Published 6 June 2000 in The Denver Post
Copyright ©2000 by Ed Quillen. All rights reserved.

In late April, a federal appeals court ruled that the official motto of the state of Ohio -- With God, all things are possible -- violated the first amendment of the federal constitution.

The relevant provision of the Bill of Rights, known as the establishment clause, is that Congress shall make no law respecting an establishment of religion.

The courts have usual held that expressions of general religious sentiment (like In God we trust prominently printed on the root of all evil) do not violate the establishment clause.

But in the Ohio case, the motto is almost a direct quote from the biblical book of Matthew. In the court's view, that made it too connected to a specific religious belief, and therefore a violation of the establishment clause.

As a firm believer in separation of church and state, I suppose I should find this heartening, although I think it really demonstrates that there is some merit to Federal Reserve Board Chairman Alan Green span's fears about the economy being too strong. Only in a country too prosperous for its own good would people have the resources to worry about a state motto.

On account of last year's horror, most Colorado residents could tell you that the official state flower is the columbine. A fair number could, if pressed, produce the blue spruce as the state tree and the bighorn sheep as the official state large mammal, as opposed to the insect, fish, fossil and bird, along with an official state dance.

But who pays any attention to a state motto, let alone enough attention to feel oppressed by one? To put this another way, if the official Colorado state motto were Only those who regularly sacrifice bulls to Poseidon will go to the Elysian Fields in the afterlife, would anyone notice?

Even though English is the Official Language of the State of Colorado, our Official State Motto is in Latin: Nil Sine Numine, which translates to Nothing without providence or Nothing without deity.

Neither version seems to hold much in the way of specific religious content, so we're probably safe from a lawsuit unless the current economic growth cycle continues for three or four more years.
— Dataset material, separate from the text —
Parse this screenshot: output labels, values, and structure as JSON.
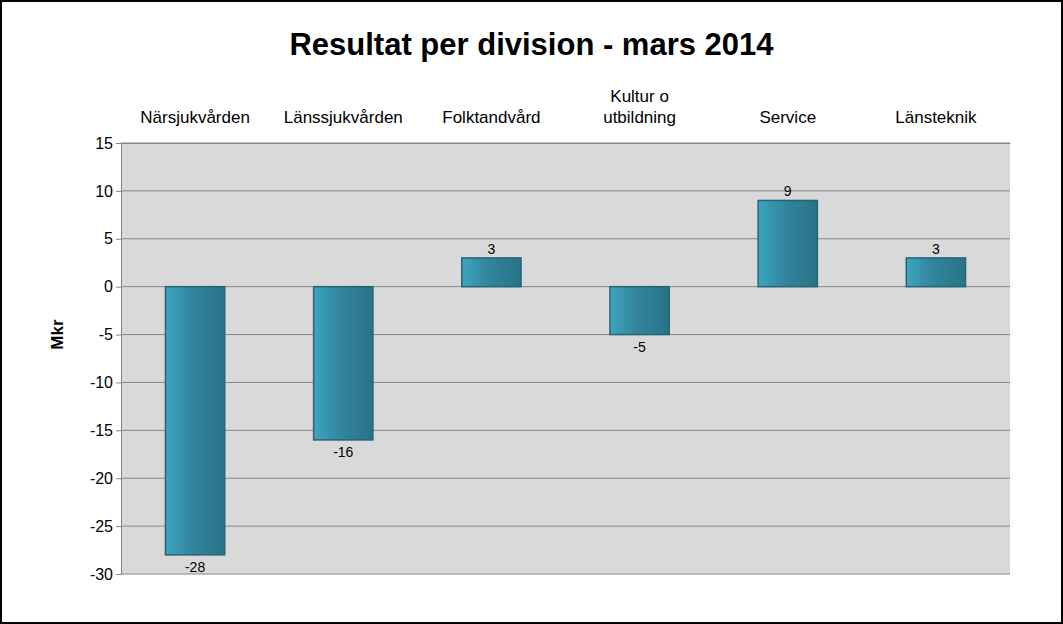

That appears to be the case for our neighbors as well. The Friendship of Texas, Utah's Industry, Wyoming's Equal Rights and Nebraska's Equality before the law aren't even vaguely religious, although environmentalists might take issue with the Beehive State's one-word motto.

New Mexico's Crescit Eundo (It grows as it goes) doesn't appear to express a religious sentiment. For that matter, it doesn't appear to say much of anything, but maybe it's a local saying like manana (formally, morning or tomorrow, but in practice, not today, and an admirable sentiment in either case) or Things happen when they happen, expressions I have often heard in the Land of Enchantment.

Capitalists might have trouble with Oklahoma's motto, Labor Omnia Vincit (Labor conquers all things), and those of us who prefer to stay earthbound should avoid Kansas with its Ad Astra per Aspera (To the stars through difficulties), which sounds more like the motto of the paparazzi guild than of a state of the union, anyway.

Idaho's Esto Perpetua (It is perpetual) could trouble some religious people who do not believe that any human construction could be eternal, but on the other hand, we don't know what the it is in it is perpetual.

Maybe the perpetual part comes from neighboring Montana, with its Oro y plata (Gold and silver), which are certainly of perpetual human interest. That's also the only state motto I found that was in Spanish. The others are in English or Latin, except for Minnesota, which goes by the French L'Etoile du Nord (the star of the north).

The most pertinent of the lot comes from Michigan: Si Quaeris Peninsulam Amoenam, Curcumspice. (If you seek a pleasant peninsula, look about you.)

Some critics have said this sounds more like a real-estate sales pitch than the motto of a self-governing people, but that's the reason we should keep it in mind, just in case someone does sue over Nil Sine Numine and a federal court orders Colorado to find a new slogan.

All we'll have to do is translate If you seek an overpriced parcel with no reliable water supply in one of our many Stupid Zones where the wildfires can get you if the bears and rattlers don't, just look around you into Latin, and we can then turn our attention to something that matters.